I also thought I'd LOVE jalapeño as a topping, but what I found was that you really have to balance it with other assertive toppings so it doesn't overpower. It worked well on the Workin' Fire pizza, which was the closest thing to a traditional pizza on the card on Tuesday.

These three pies will now go on the Papa John's menu in August, and the finalists will get $1,000 to market their pizzas to the public. The highest-selling pie will become the overall winner, and its creator will get up to $10,000 of the sales and free Papa John's pizza for life — at one point, the marketing folks at PJs mentioned that this was a $24,000 value. I would actually love to see the math on that estimation, because I know that some folks reading this could put away $24,000 worth of pizza in just a few years.


Some Quick Behind-the-Scenes Pics from Papa John's


As part of the judging thing, I got to go behind the scenes a bit at Papa John's headquarters. Naturally, I thought it'd be cool to see the test kitchen. But what surprised me is that the test kitchen is not all that different from a working Papa John's location — except that it has three different models of conveyor-belt oven rather than just one (so they can test how pizzas cook in almost any given oven throughout the chain) and that it had a wall with convection ovens. Other than that, it was fairly unremarkable. There were no test tubes or tubes of gloop or anything unrecognizable. Which is actually reassuring.

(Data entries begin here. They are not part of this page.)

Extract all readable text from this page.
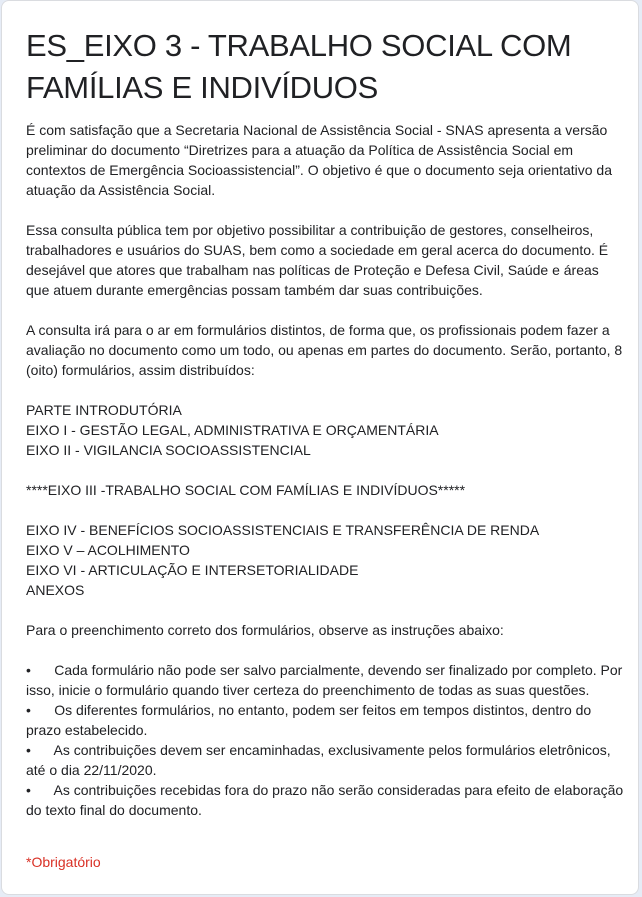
ES_EIXO 3 - TRABALHO SOCIAL COM FAMÍLIAS E INDIVÍDUOS

É com satisfação que a Secretaria Nacional de Assistência Social - SNAS apresenta a versão preliminar do documento “Diretrizes para a atuação da Política de Assistência Social em contextos de Emergência Socioassistencial”. O objetivo é que o documento seja orientativo da atuação da Assistência Social.

Essa consulta pública tem por objetivo possibilitar a contribuição de gestores, conselheiros, trabalhadores e usuários do SUAS, bem como a sociedade em geral acerca do documento. É desejável que atores que trabalham nas políticas de Proteção e Defesa Civil, Saúde e áreas que atuem durante emergências possam também dar suas contribuições.

A consulta irá para o ar em formulários distintos, de forma que, os profissionais podem fazer a avaliação no documento como um todo, ou apenas em partes do documento. Serão, portanto, 8 (oito) formulários, assim distribuídos:

PARTE INTRODUTÓRIA

EIXO I - GESTÃO LEGAL, ADMINISTRATIVA E ORÇAMENTÁRIA

EIXO II - VIGILANCIA SOCIOASSISTENCIAL

****EIXO III -TRABALHO SOCIAL COM FAMÍLIAS E INDIVÍDUOS*****

EIXO IV - BENEFÍCIOS SOCIOASSISTENCIAIS E TRANSFERÊNCIA DE RENDA

EIXO V – ACOLHIMENTO

EIXO VI - ARTICULAÇÃO E INTERSETORIALIDADE

ANEXOS

Para o preenchimento correto dos formulários, observe as instruções abaixo:

• Cada formulário não pode ser salvo parcialmente, devendo ser finalizado por completo. Por isso, inicie o formulário quando tiver certeza do preenchimento de todas as suas questões.

• Os diferentes formulários, no entanto, podem ser feitos em tempos distintos, dentro do prazo estabelecido.

• As contribuições devem ser encaminhadas, exclusivamente pelos formulários eletrônicos, até o dia 22/11/2020.

• As contribuições recebidas fora do prazo não serão consideradas para efeito de elaboração do texto final do documento.

*Obrigatório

Just outside the test kitchen and tasting area is a Papa John's store within the Papa John's headquarters. Whoa, meta. But not entirely surprising. I guess the one thing I really wanted to ask the folks there was whether they ever got tired of eating pizza for lunch. I mean, you know I love pizza — and so do you if you're reading Slice — but could you really eat it for lunch every day? I mean, I guess I could, but Girl Slice and my doctor would be on me in a second if they found out. And the only other options on the menu at the "campus restaurant" were the chicken sides.

The one thing, though, that I really wanted to get pictures of but couldn't was the dough-making facility. Turns out that the HQ has housed within it a production line that pumps out fresh balls of dough and ships them to 500 locations in the Louisville area. The machine was sort of amazing, like a huffing, puffing chocolate-factory robot squeezing out hunks of future pizzadom. The dough was mixed in a stories-high mixer, plopped out on a line, run through a spinning roller and then sent off on another conveyor belt into a three-story-high cooling room. The conveyor belt climbed the room in a spiral, chilling, until it reached the top and roller-coastered down to its human attendants, who packed it in dough trays and sent it on its way. I looked around on the webs to see if there were pictures or videos of the dough factory, but no dice.